Fractures of the thigh bone (femur) near the hip joint (termed intracapsular) may be treated by fixing the fracture (with screws or pins), or alternatively replacing the top of the femur at the hip joint (femoral head) with an artificial hip joint (arthroplasty).
Nineteen trials, of which two were newly included in this update, involving 3044 participants, were included in this review. Some trials had weak methods, which required a more cautious interpretation of their results. There were many different types of devices and methods used to place these devices for both treatments in the included trials.
We found that each treatment has its own specific complications. Realigning the bones and fixing the fracture (reduction and internal fixation) is a shorter operation with less blood loss. However, people having internal fixation are more likely to need another operation than those treated with joint replacement (40% versus 11%). The reason for this is mainly from a failure of the bone to heal in those cases treated with fixation. No definite differences were found between the two treatment groups in the numbers of patients who had died by various follow-up times. People who had a replacement with an artificial hip joint that was fixed in place with cement seemed to have less residual pain and better function related to using the hip than those whose fracture was fixed. There is not enough evidence to be sure whether fixation of the bone or replacement with an artificial hip is best for treating fractures of the thigh bone near the hip joint.
Internal fixation is associated with less initial operative trauma but has an increased risk of re-operation on the hip. Definite conclusions cannot be made for differences in pain and residual disability between the two groups. Future studies should concentrate on better reporting of final outcome measures and function. There is still a need for studies to define which patient groups are better served by the different treatment methods.
Displaced intracapsular fractures may be treated by either reduction and internal fixation, which preserves the femoral head, or by replacement of the femoral head with an arthroplasty. This is an update of a Cochrane review first published in 2003 and previously updated in 2006.
To compare the relative effects (benefits and harms) of any type of internal fixation versus any type of arthroplasty for intracapsular femoral fractures in adults.
We searched the Cochrane Bone, Joint and Muscle Trauma Group Specialised Register (August 2010), The Cochrane Central Register of Controlled Trials (The Cochrane Library 2010, Issue 3), MEDLINE (1966 to August 2010), EMBASE (1988 to 2010 Week 36), and other sources.
All randomised and quasi-randomised controlled trials comparing internal fixation with arthroplasty for intracapsular hip fractures in adults.
Both authors independently assessed trial quality and extracted data. Wherever appropriate, results were pooled.
Nineteen trials, of which two were newly included in this update, involving 3044 participants, were included. There was considerable variation in the types of implants and techniques used for both internal fixation and arthroplasty in the included trials. The risk of selection bias was low in just three trials, unclear in 13 trials and high in the three quasi-randomised trials. Just three trials reported assessor blinding of functional outcomes.

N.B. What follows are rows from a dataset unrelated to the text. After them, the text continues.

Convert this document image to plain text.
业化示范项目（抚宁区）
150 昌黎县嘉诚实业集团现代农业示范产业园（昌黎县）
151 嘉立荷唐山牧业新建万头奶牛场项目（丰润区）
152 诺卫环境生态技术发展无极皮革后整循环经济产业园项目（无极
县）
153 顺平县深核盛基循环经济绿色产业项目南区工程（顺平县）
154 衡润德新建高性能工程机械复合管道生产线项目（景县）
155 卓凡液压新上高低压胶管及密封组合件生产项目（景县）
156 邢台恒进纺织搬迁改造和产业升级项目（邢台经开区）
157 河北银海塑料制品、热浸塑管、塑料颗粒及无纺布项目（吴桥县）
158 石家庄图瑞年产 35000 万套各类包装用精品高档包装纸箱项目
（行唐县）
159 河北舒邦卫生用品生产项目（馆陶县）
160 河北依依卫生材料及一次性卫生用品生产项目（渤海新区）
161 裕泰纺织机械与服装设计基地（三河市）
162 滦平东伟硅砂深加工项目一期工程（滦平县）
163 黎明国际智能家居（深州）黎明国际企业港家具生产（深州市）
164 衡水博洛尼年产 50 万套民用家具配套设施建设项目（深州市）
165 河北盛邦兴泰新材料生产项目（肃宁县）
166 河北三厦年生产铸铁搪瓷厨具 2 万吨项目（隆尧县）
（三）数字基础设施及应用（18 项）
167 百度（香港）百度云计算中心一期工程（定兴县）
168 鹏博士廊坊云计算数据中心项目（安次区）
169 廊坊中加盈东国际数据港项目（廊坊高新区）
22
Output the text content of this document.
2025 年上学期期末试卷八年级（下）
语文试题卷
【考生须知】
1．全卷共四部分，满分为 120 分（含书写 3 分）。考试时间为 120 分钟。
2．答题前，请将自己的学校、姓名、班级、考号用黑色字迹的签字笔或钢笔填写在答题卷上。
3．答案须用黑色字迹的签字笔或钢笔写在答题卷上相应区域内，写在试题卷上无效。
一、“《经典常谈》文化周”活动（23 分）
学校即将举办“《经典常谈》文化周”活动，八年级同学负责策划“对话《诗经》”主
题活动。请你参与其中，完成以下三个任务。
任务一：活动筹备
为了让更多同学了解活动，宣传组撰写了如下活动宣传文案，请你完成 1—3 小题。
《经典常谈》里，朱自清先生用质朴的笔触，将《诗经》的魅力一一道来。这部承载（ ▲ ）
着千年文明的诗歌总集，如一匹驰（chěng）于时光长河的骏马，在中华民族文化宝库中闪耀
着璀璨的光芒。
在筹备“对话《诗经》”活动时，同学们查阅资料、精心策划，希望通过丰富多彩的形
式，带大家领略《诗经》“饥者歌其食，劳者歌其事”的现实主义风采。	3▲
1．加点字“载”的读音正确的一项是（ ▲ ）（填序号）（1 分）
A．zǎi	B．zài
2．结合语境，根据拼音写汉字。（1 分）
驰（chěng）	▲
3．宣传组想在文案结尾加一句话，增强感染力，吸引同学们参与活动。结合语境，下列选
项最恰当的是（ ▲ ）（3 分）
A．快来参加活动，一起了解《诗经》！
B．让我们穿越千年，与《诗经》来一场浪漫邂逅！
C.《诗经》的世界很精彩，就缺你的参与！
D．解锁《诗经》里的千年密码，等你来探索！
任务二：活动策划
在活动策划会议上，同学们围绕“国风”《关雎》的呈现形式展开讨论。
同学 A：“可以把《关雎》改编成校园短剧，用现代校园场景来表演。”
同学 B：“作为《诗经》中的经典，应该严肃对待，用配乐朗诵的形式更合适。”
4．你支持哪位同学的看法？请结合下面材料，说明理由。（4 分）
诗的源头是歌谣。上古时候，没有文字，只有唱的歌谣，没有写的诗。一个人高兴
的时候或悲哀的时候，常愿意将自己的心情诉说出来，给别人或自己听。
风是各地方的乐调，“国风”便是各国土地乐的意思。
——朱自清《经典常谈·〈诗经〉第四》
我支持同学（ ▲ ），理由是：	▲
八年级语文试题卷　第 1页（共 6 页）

Length of surgery, operative blood loss, need for blood transfusion and risk of deep wound infection were significantly less for internal fixation compared with arthroplasty. Fixation had a significantly higher re-operation rate in comparison with arthroplasty (40% versus 11%; risk ratio 3.22, 95% CI 2.31 to 4.47, 19 trials). No definite differences for hospital stay, mortality, or regain of pre-injury residential state were found. Limited information from some studies suggested pain was less and function was better for a cemented arthroplasty in comparison with fixation.